Citizens forced to give personal info for Aadhaar, petitioners tell Supreme Court

People part with info for mobile connection, why not for Aadhaar: SC

Citizens forced to give personal info for Aadhaar, petitioners tell Supreme Court

Aadhaar challengers on Thursday told the Supreme Court that citizens were being coerced into giving all personal details to private operators without any safeguards and the government has failed to act as the ally of people to protect their right to privacy.

In a digitised world, the government has to be an ally of citizens and not their adversary and it must ensure that the privacy interests of citizens are protected against national and overseas corporations, senior advocate Shyam Divan submitted before a five-judge bench presided over by Chief Justice Dipak Misra.

Hearing a batch of PILs led by former Karnataka High Court judge K S Puttaswamy, the bench, however, pointed out that people buying insurance policy from private companies and wanting mobile connections, part with all personal information.

"Here, the government has multiplied the options... the moment the government asks you to give proof of address and other details, you have a problem and you say 'sorry'," the bench said.

Divan, representing Puttaswamy, several activists Aruna Roy, Shantha Sinha and veteran CPM leader V S Achuthanandan, submitted that the state cannot compel its citizens to give personal information, that too, to a private company, as it violated their fundamental rights.

Referring to the legal position with regard to the national population census, he said it has been made clear that the personal and demographic details of citizens collected during census were being protected, but in case of Aadhaar, there was no such safeguard.

Divan said the private party was "so much outside the control of the Unique Identification Authority of India" that they can use it for their own commercial purposes.

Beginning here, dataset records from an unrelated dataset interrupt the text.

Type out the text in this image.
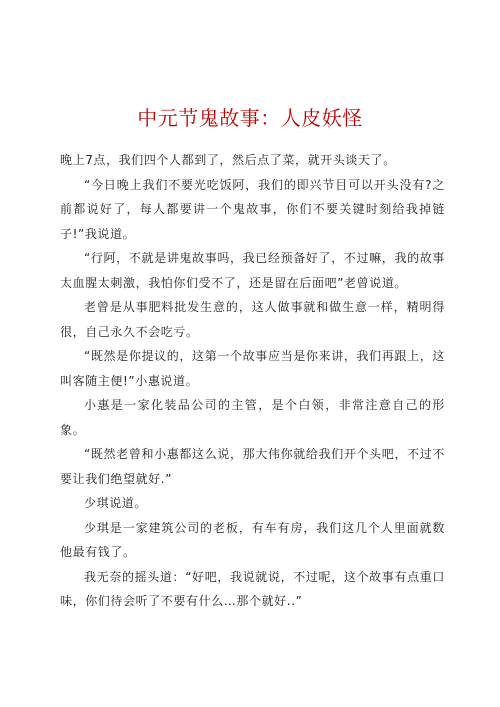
中元节鬼故事：人皮妖怪

晚上7点，我们四个人都到了，然后点了菜，就开头谈天了。

“今日晚上我们不要光吃饭阿，我们的即兴节目可以开头没有?之前都说好了，每人都要讲一个鬼故事，你们不要关键时刻给我掉链子!”我说道。

“行阿，不就是讲鬼故事吗，我已经预备好了，不过嘛，我的故事太血腥太刺激，我怕你们受不了，还是留在后面吧”老曾说道。

老曾是从事肥料批发生意的，这人做事就和做生意一样，精明得很，自己永久不会吃亏。

“既然是你提议的，这第一个故事应当是你来讲，我们再跟上，这叫客随主便!”小惠说道。

小惠是一家化装品公司的主管，是个白领，非常注意自己的形象。

“既然老曾和小惠都这么说，那大伟你就给我们开个头吧，不过不要让我们绝望就好.”

少琪说道。

少琪是一家建筑公司的老板，有车有房，我们这几个人里面就数他最有钱了。

我无奈的摇头道：“好吧，我说就说，不过呢，这个故事有点重口味，你们待会听了不要有什么…那个就好..”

"Moreover, there is no binding contract between the UIDAI and private agencies employed to collect biometric and other details for granting Aadhaar numbers," Divan said.

The bench, also comprising Justices A K Sikri, A M Khanwilkar, D Y Chandrachud and Ashok Bhushan, put the matter pertaining to the constitutional validity of the government's flagship Aadhaar programme and its enabling act of 2016 for further consideration on January 23.